Twelve

The coffee shop outside Laxå was just as rundown as the exterior promised. Håkan Malmberg had hoped for a surprise, that the cracked canary-yellow paneling, the rusty sheet metal roof, and the misspelled sign along the side of the road was a front.

But the interior was even more decrepit, with broken chairs and tables, worn textiles, and incredibly dusty plastic flowers. The coffee was lukewarm and the cheese sandwich dry as dust, the only thing he dared buy because of the obvious risk of food poisoning where the other sandwiches were concerned, sweating behind a smudged plastic cover: meatballs with red beet salad and shrimp sandwiches swimming in mayonnaise.

He was alone in the place. He understood why.

Despite the meager snack, he felt satisfied and did not let himself be discouraged by the fact that he would probably need to stop for food once more before Uppsala.

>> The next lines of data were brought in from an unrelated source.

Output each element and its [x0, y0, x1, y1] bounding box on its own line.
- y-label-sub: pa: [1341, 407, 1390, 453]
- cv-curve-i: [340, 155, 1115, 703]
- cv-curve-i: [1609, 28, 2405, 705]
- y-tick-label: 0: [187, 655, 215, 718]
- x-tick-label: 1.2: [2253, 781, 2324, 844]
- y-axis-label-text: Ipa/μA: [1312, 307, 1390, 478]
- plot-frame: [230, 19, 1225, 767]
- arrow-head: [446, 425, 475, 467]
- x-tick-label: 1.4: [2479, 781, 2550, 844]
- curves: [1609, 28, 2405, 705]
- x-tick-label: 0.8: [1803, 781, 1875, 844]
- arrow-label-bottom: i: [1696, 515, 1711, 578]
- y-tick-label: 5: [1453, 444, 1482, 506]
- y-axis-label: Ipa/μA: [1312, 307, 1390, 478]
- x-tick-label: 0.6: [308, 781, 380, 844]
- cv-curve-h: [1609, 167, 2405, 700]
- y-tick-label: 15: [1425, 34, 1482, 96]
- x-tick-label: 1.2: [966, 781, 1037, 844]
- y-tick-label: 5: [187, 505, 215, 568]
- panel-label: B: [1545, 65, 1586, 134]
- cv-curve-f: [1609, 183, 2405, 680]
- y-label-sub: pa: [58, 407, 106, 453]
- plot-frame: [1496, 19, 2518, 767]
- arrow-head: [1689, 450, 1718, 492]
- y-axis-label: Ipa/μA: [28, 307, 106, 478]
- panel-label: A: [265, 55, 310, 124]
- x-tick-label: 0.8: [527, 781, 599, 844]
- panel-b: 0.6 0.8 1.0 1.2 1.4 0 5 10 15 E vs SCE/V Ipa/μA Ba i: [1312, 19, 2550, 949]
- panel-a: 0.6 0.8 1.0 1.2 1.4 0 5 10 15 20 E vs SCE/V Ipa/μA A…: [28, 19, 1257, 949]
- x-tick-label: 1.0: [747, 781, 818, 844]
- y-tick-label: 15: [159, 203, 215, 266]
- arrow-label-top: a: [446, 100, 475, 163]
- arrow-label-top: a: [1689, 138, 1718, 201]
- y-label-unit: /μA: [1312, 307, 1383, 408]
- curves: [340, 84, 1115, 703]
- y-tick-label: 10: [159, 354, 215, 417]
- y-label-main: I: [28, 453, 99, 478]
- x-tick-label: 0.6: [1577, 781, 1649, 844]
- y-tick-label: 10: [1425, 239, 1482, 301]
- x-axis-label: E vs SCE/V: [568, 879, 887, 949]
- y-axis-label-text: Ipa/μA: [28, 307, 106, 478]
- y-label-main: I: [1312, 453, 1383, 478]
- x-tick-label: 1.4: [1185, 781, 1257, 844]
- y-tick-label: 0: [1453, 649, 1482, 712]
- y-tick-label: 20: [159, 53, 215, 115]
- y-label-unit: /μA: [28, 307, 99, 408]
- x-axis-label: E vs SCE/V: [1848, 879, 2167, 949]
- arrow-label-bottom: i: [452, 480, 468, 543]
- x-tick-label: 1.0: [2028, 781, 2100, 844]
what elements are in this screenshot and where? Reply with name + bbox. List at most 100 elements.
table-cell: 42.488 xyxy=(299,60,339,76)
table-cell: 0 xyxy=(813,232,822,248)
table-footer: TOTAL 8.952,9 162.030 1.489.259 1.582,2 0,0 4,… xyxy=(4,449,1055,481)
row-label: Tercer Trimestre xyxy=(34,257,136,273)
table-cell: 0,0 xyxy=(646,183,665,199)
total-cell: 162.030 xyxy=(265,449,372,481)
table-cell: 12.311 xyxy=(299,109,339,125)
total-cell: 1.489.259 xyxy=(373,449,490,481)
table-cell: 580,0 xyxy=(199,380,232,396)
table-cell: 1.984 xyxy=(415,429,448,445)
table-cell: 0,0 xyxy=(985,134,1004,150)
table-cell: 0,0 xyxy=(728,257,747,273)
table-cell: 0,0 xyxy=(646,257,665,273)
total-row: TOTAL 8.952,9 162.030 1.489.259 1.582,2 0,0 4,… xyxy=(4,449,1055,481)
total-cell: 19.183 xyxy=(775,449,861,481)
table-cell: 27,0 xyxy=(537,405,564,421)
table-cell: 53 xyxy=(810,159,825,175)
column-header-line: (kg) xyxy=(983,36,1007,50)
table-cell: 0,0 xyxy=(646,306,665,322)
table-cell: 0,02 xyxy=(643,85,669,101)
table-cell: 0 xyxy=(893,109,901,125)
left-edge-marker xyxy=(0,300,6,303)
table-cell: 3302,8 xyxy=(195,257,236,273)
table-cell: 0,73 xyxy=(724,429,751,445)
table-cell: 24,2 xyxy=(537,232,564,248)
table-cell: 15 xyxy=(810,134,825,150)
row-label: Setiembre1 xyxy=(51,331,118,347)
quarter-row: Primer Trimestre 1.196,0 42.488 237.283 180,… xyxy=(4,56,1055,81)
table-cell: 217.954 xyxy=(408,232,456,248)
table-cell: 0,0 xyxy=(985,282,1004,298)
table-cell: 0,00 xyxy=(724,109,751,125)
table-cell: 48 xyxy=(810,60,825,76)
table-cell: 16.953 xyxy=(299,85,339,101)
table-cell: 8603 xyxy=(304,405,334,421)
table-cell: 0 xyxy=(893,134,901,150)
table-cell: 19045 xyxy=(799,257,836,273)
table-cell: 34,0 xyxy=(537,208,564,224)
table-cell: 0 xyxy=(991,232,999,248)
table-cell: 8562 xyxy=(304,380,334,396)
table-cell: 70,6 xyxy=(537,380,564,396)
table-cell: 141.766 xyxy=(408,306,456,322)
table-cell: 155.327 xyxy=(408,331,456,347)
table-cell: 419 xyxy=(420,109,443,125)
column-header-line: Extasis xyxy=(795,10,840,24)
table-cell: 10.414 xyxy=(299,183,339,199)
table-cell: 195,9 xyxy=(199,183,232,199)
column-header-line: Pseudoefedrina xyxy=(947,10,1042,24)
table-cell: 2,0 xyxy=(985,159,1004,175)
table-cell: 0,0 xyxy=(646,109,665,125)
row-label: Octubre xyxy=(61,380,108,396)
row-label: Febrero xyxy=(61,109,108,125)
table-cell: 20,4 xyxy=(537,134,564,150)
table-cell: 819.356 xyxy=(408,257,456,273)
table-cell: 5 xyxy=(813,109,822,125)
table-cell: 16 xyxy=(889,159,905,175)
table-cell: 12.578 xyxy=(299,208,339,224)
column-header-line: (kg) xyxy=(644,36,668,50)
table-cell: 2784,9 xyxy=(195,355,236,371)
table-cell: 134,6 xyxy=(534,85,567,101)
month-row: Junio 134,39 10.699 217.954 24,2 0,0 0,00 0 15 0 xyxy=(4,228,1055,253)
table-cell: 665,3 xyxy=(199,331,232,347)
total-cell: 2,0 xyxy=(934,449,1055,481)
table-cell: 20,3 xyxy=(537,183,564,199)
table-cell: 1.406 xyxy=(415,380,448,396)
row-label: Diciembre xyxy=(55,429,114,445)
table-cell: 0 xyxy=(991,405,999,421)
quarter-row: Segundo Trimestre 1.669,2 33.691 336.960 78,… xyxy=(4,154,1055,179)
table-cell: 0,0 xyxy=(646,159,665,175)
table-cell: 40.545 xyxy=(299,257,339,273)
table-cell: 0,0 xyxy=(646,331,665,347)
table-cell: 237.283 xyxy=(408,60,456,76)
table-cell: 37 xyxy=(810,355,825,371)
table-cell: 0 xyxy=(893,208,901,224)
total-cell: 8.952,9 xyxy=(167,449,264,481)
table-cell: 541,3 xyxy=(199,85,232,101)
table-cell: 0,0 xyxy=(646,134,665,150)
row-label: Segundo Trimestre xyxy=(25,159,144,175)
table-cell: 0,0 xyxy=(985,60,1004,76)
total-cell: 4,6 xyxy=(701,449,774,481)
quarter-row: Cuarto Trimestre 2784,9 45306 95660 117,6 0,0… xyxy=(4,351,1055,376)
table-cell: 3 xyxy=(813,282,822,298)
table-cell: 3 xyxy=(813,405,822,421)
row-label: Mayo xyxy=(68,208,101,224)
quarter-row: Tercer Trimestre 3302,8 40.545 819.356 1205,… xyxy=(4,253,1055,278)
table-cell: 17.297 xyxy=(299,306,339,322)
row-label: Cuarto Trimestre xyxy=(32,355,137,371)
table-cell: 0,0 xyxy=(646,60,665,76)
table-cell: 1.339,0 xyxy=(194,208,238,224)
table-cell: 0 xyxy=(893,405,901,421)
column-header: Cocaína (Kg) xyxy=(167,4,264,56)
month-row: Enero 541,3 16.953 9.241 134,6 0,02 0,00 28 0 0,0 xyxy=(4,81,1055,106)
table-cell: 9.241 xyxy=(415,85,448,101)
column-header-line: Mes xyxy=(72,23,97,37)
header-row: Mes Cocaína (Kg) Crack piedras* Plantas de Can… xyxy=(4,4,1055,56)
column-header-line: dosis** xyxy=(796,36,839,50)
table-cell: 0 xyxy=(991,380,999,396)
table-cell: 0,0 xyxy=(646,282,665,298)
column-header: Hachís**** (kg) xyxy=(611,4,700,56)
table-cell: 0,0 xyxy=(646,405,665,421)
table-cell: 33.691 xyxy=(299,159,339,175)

It had been a fine trip, a mini-vacation of over a week. He went to Koster for the first time in his life and visited an old acquaintance who had moved there permanently, spent a few days in Gothenburg, and unexpectedly ran into a childhood friend he had not seen for at least fifteen years. The last two days he camped at Kinnekulle, swam in ice-cold Lake Vänern, and finished the red wine he had bought in Gothenburg.

Now he turned on his cell phone for the first time since Koster. Five voicemails and eight missed calls.

He listened to the messages. The first few were not sensational, two from motorcycle buddies, who like him were out and about and wondered where in the world he was, two from his sister, who wanted help moving. The fifth message was all the more worrisome.

A woman from the police, Ann Lindell, was looking for him in “an urgent matter.” It was about Klara Lovisa.

Håkan Malmberg pushed aside the plate with the remains of the roll, got up immediately, and left the place.

“Bye now and welcome back,” a voice was heard, but he did not turn around and did not answer the greeting. There was nothing to say thank you for here either, he thought bitterly, suddenly enraged at the whole place. How the hell can you work in such a dive! Not even keep it clean. He resisted the impulse to go back in and scold the woman behind the counter.

“All these bitches can go to hell!”


***

It was more than a two-hour drive home. Just as he was kick-starting the motorcycle, he got the idea to turn west instead on E18 and go to Oslo. There he had bike buddies and could disappear for a week or two. Then maybe it would blow over. He had nothing waiting in Uppsala.

“She can move herself,” he muttered.

It was the third time in as many years that his sister was moving, always in the summer, and she always expected him to help out.

He pulled out on E20 and placed himself aggressively close to the centerline and the cars he would pull up alongside of and, one after another, put behind him on his ride.